Indonesia inter-bank money markets

It is difficult to tell exactly how the inter-bank money market will work (described in an article from Bisnis Indonesia).  The article describes:  
 "According to him [an unnamed source at Bank Indonesia, the central bank], the underlying asset in the money market may be in the form of sharia commodity futures. Moreover, collateral may use government’s sukuk.
Taking apart the parts of this sentence, I would imagine that the "sharia commodity futures" refer to using a commodity market (for cocoa, cashew or arabica coffee, as the article suggests later) to back commodity murabaha between Islamic banks in Indonesia.  A commodity murabaha is a common inter-bank money market instrument in the GCC and Malaysia.  The latter has set up an exchange, Bursa Suq al-Sila, to connect palm oil producers with financial institutions that want to use palm oil to back commodity murabaha transactions.


The difference between most commodity murabaha inter-bank lending and the Indonesian plan, from my reading, is that the inter-bank commodity murabaha would be collateralized using government sukuk.  Bank Indonesia announced in the first half of 2011 that it planned to issue 3-, 6- and 12-month Sharia T-bills and was scheduled to issue the first 6-month T-bills in early August

Collateralizing inter-bank commodity murabaha transactions is a good move from a risk management perspective, where lack of confidence by counterparties can lead to withdrawal of inter-bank lending and turn a liquidity crisis at a bank to a solvency crisis.  If the inter-bank lending is collateralized, the counterparties to a bank that runs into a perception that it is in trouble will be less hesitant to withdraw funding to that bank (although they will certainly not be patient for ever).  This is the reason that repurchase (repo) transactions have become a large source of short-term funding for many banks (with the caveat that the security of repo transactions is only as good as the credit of the collateral; the European debt crisis shows that even seemingly solid sovereign credit can lose their value as collateral very quickly).

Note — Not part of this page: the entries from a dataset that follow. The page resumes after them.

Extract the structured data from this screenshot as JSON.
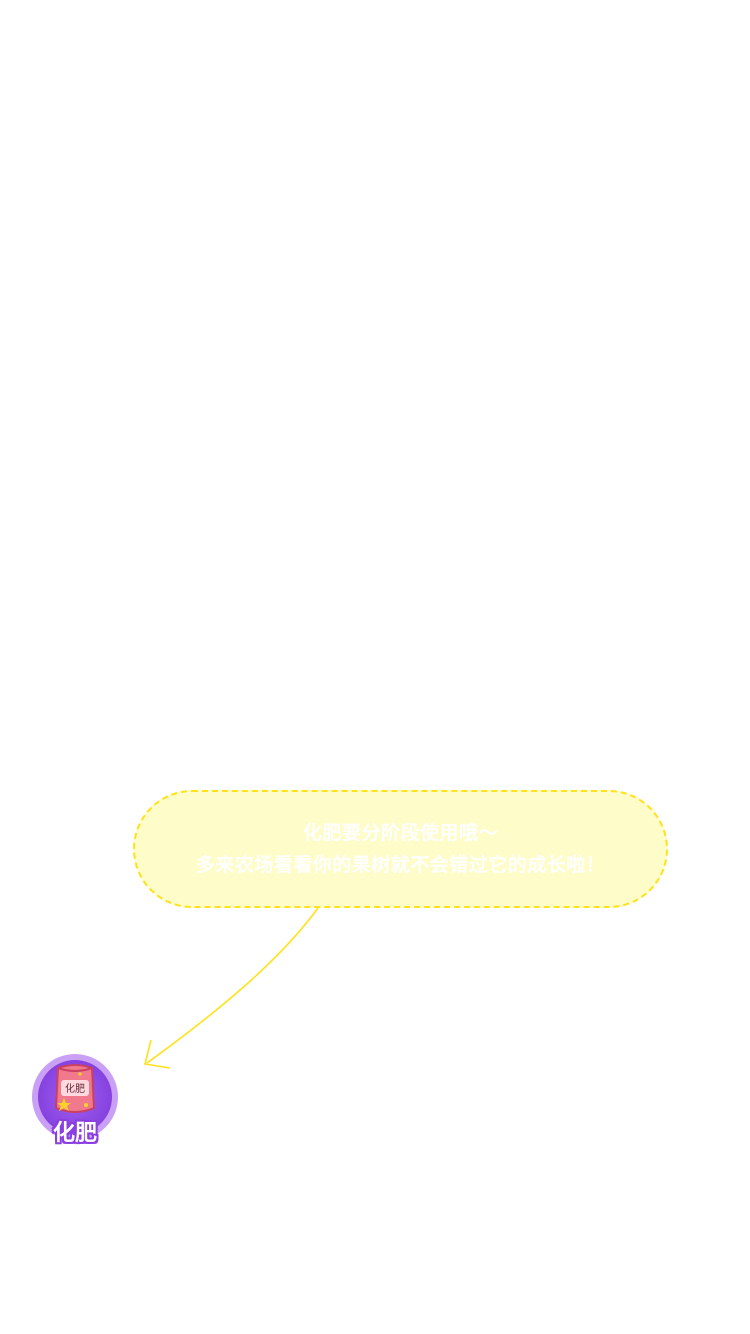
{
  "tip": {
    "line1": "化肥要分阶段使用哦～",
    "line2": "多来农场看看你的果树就不会错过它的成长啦！"
  },
  "fertilizer": {
    "label": "化肥",
    "bag_text": "化肥",
    "icon": "fertilizer-bag-icon"
  },
  "colors": {
    "bubble_fill": "#fefcc9",
    "bubble_border": "#ffe21a",
    "arrow": "#ffe21a",
    "button_purple": "#8a46e2"
  }
}
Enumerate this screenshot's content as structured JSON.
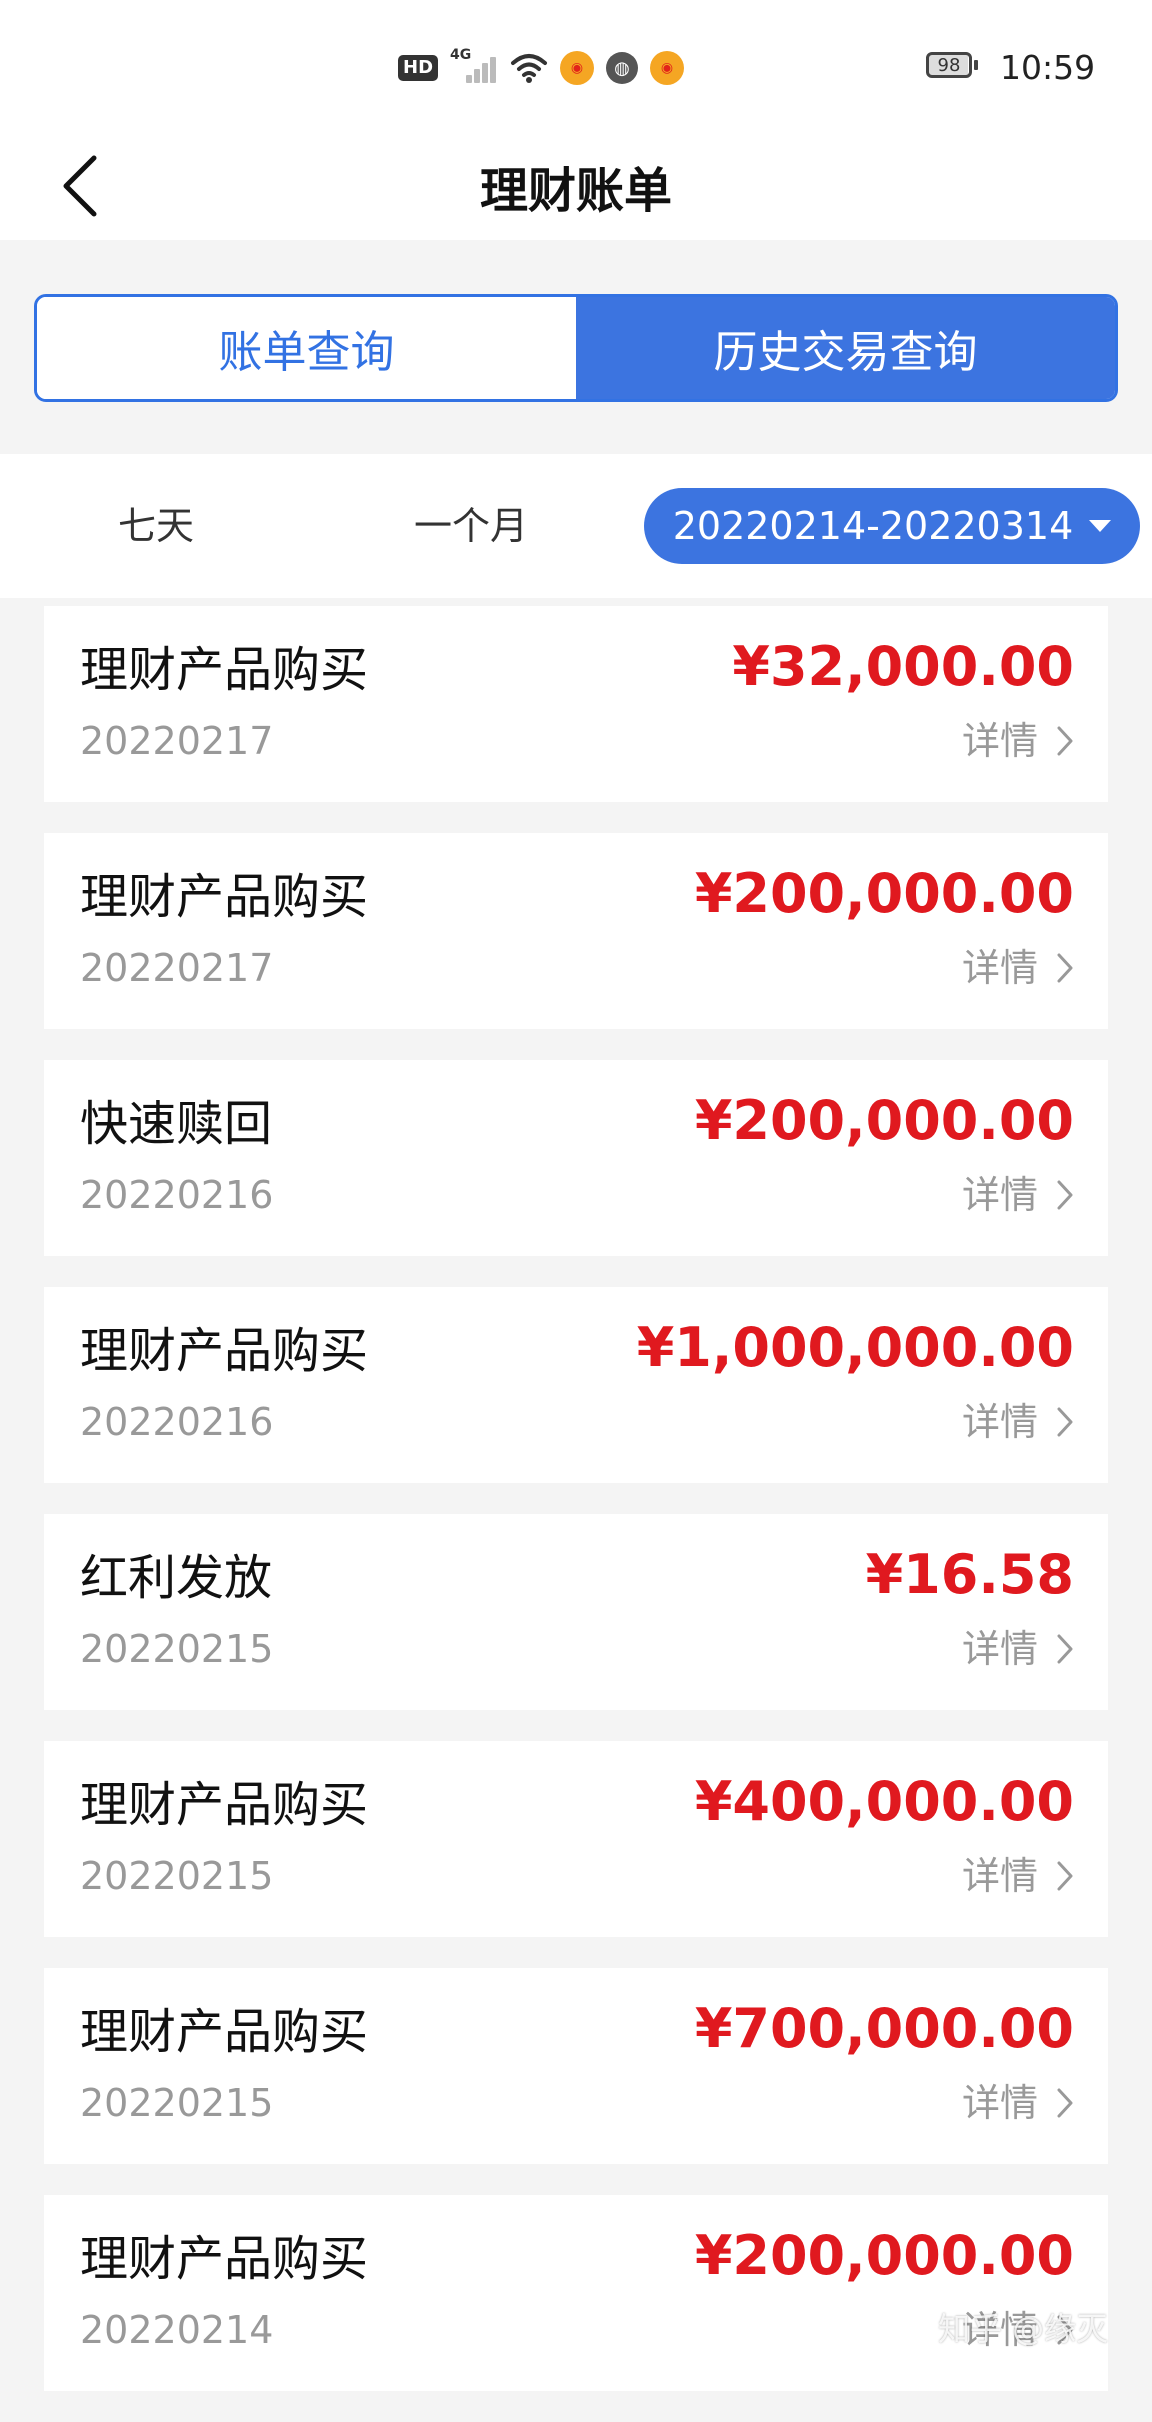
{
  "status_bar": {
    "hd": "HD",
    "network": "4G",
    "battery": "98",
    "time": "10:59"
  },
  "header": {
    "title": "理财账单"
  },
  "tabs": [
    {
      "label": "账单查询",
      "active": false
    },
    {
      "label": "历史交易查询",
      "active": true
    }
  ],
  "filters": {
    "seven_days": "七天",
    "one_month": "一个月",
    "date_range": "20220214-20220314"
  },
  "records": [
    {
      "title": "理财产品购买",
      "date": "20220217",
      "amount": "¥32,000.00",
      "detail": "详情"
    },
    {
      "title": "理财产品购买",
      "date": "20220217",
      "amount": "¥200,000.00",
      "detail": "详情"
    },
    {
      "title": "快速赎回",
      "date": "20220216",
      "amount": "¥200,000.00",
      "detail": "详情"
    },
    {
      "title": "理财产品购买",
      "date": "20220216",
      "amount": "¥1,000,000.00",
      "detail": "详情"
    },
    {
      "title": "红利发放",
      "date": "20220215",
      "amount": "¥16.58",
      "detail": "详情"
    },
    {
      "title": "理财产品购买",
      "date": "20220215",
      "amount": "¥400,000.00",
      "detail": "详情"
    },
    {
      "title": "理财产品购买",
      "date": "20220215",
      "amount": "¥700,000.00",
      "detail": "详情"
    },
    {
      "title": "理财产品购买",
      "date": "20220214",
      "amount": "¥200,000.00",
      "detail": "详情"
    }
  ],
  "watermark": "知乎 @缘灭",
  "colors": {
    "accent": "#3c74e0",
    "amount": "#e0191f",
    "muted": "#999999"
  }
}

The difficulty with developing this type of collateralized inter-bank lending is from a Shari'ah-compliance perspective.  The issue of collateralized commodity murabaha was one of the proposals considered by the International Islamic Financial Market (IIFM) (see my initial comments here). It is still not necessarily widespread, but it is a promising way to make inter-bank lending more secure (which prevents funding from drying up as quickly and gives time to deal with troubled banks).  However, there are obstacles--about which I cannot speak with authority---that make it more difficult to ensure it is widely accepted as Shari'ah-complaint.  But, it adds to the forthcoming International Islamic Liquidity Management Corporation (IILM) as a new source of inter-bank liquidity management tools that will strengthen the Islamic finance industry. 

In the end, we will have to wait and see what the final regulations around collateralized inter-bank Islamic lending from Bank Indonesia.  However, I think that the development is positive and could help Indonesia be an area of growth for Islamic finance and banking in 2012 (more in terms of being rapidly growing; not necessarily having a large quantitative impact on the size and growth of Islamic finance as a whole).  One area where it does not have much impact is in moving Islamic finance away from murabaha.  However, it is probably better for Islamic banks and financial institutions to move other parts of their balance sheets away from murabaha and towards profit-and-loss sharing instruments before the inter-bank money markets are shifted away from murabaha.